When I heard about Huxley’s situation, I thought of my own. There’s a lot of medical needs there, and the thing is, we’re not in this family. We don’t see the struggle or the fight. We don’t know the family dynamic. I know for me, my parents used to hide how they got bruises on their arms.

It’s almost like being abused on a daily basis and saying ‘Oh, I fell down the stairs,’ when in fact you’re being abused to a level you can’t handle. I’m not saying that’s the situation here, but it’s kind of the same mindset that you’re always covering up what’s happening and there’s never a moment where you just feel like everything’s OK. I knew that feeling growing up. I was putting my siblings, myself and my parents in danger.

My first mom owned an adoption agency, and I went to help her out a couple years ago and learned rehoming is not that uncommon, especially for international adoptions. Parents are not taking the proper counseling lessons to prepare for such a drastic change. They aren’t prepared — like my parents weren’t.

For Huxley’s parents, it’s not like, ‘They didn’t like him and threw him away.’ At a certain point, you have to seek other methods. Ultimately it has to be for the safety and happiness of the child.

For me, being rehomed was like a rebirth and the chance to get the help that I needed. If I wasn’t rehomed I would probably be in an institution. I think about it a ton. I was escalating worse and worse every year in Maryland.

My advice to other parents is to be open about it with your child. It’s like a divorce, in the end, it’s about how the parents are able to come together to handle the situation. Honesty is the most important thing. That’s something I would’ve appreciated from my first set of parents.
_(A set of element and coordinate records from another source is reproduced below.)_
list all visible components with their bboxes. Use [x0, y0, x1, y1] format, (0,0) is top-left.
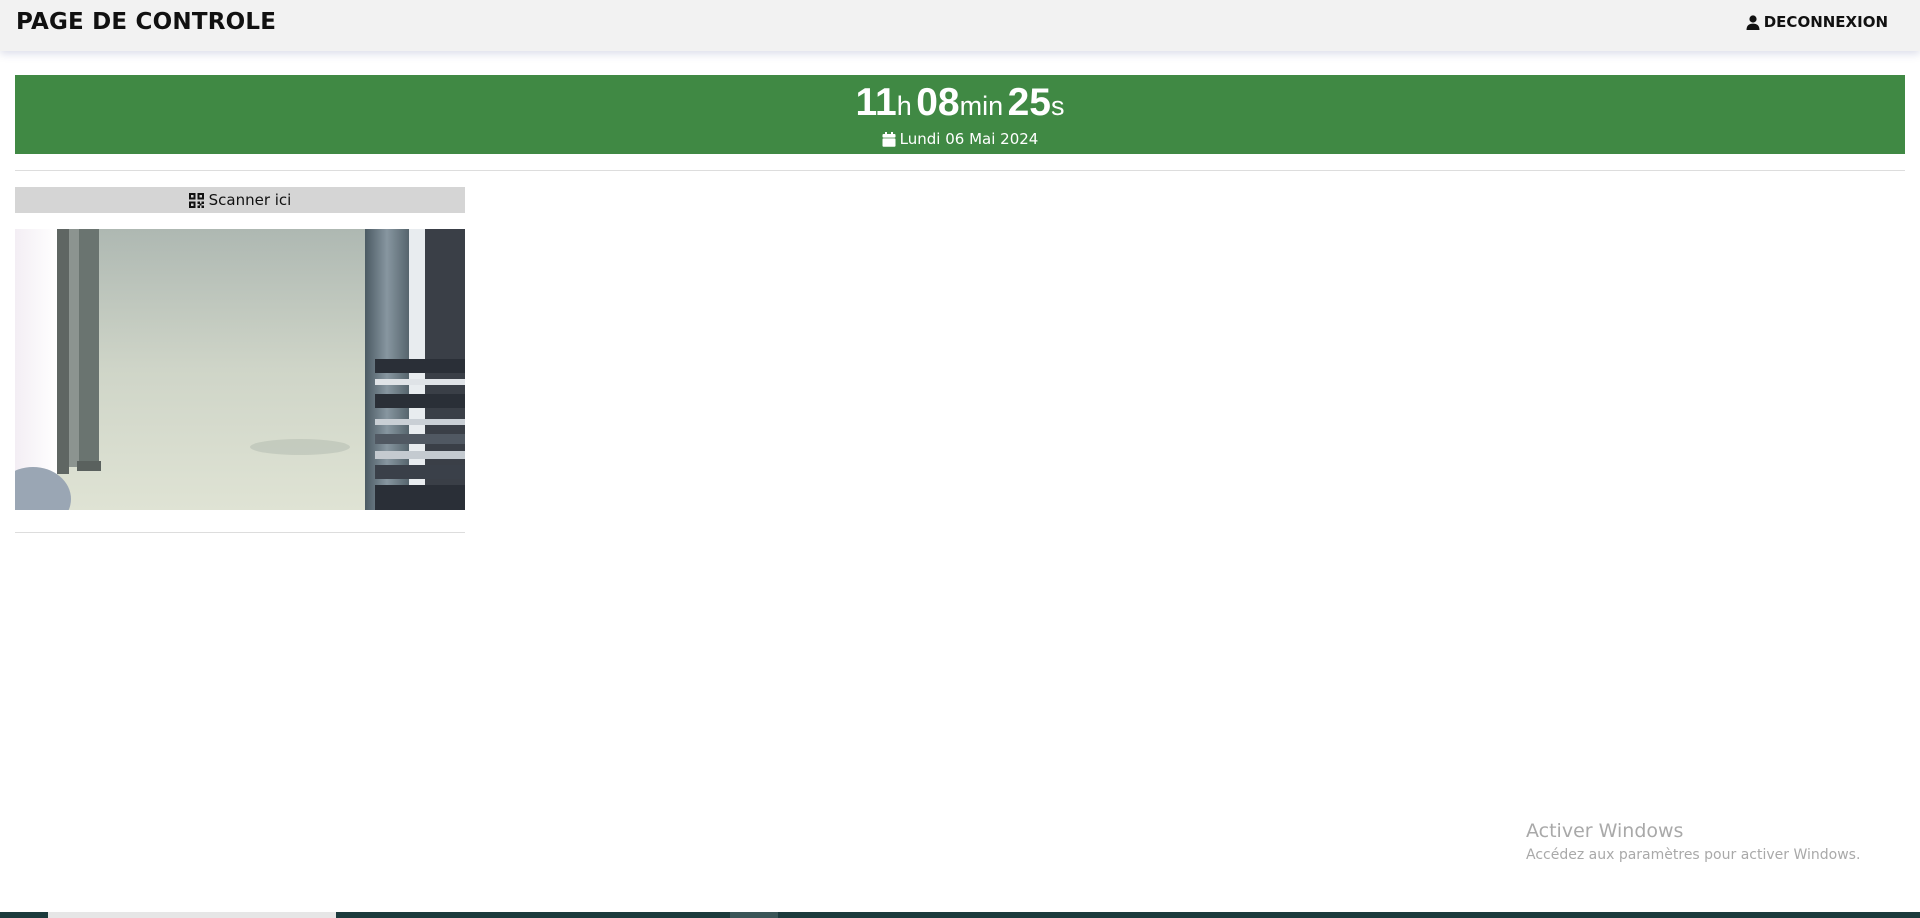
clock-seconds: 25: [1007, 81, 1051, 124]
divider: [15, 532, 465, 533]
camera-feed-image: [15, 229, 465, 510]
clock-hours: 11: [855, 81, 897, 124]
taskbar-item[interactable]: [730, 912, 778, 918]
clock-time: 11h 08min 25s: [15, 81, 1905, 125]
clock-date: Lundi 06 Mai 2024: [899, 130, 1039, 148]
watermark-subtitle: Accédez aux paramètres pour activer Wind…: [1526, 847, 1861, 863]
calendar-icon: [882, 131, 896, 147]
logout-button[interactable]: DECONNEXION: [1746, 13, 1888, 31]
clock-minutes: 08: [916, 81, 960, 124]
windows-activation-watermark: Activer Windows Accédez aux paramètres p…: [1526, 820, 1860, 863]
watermark-title: Activer Windows: [1526, 820, 1684, 842]
clock-hours-unit: h: [896, 91, 912, 121]
clock-minutes-unit: min: [959, 91, 1004, 121]
logout-label: DECONNEXION: [1763, 13, 1888, 31]
camera-preview: [15, 229, 465, 510]
taskbar-item[interactable]: [48, 912, 336, 918]
clock-date-row: Lundi 06 Mai 2024: [15, 130, 1905, 148]
clock-seconds-unit: s: [1050, 91, 1065, 121]
scanner-button-label: Scanner ici: [208, 191, 292, 209]
divider: [15, 170, 1905, 171]
taskbar: [0, 912, 1920, 918]
clock-banner: 11h 08min 25s Lundi 06 Mai 2024: [15, 75, 1905, 154]
top-navbar: PAGE DE CONTROLE DECONNEXION: [0, 0, 1920, 51]
scanner-button[interactable]: Scanner ici: [15, 187, 465, 213]
qrcode-icon: [188, 192, 204, 208]
page-title: PAGE DE CONTROLE: [16, 9, 277, 35]
user-icon: [1746, 14, 1760, 30]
If they had been more honest, it wouldn’t have been as hard to work through in adulthood.

About five years ago, my parents handed me over all of my documents, and I read them and cried. I was labeled “retarded” when I was 6 years old by the Latvian doctors. Here, I was diagnosed on the spectrum for autism. There were a lot of factors: I was born with fetal alcohol syndrome. My mom had me when she was 15, and she was a party girl. There was definitely some brain damage.

My first set of parents were told that I would never be able to function in school, those doctors did not have high hopes for me at all.

I still have that paperwork and I laugh at it from time to time.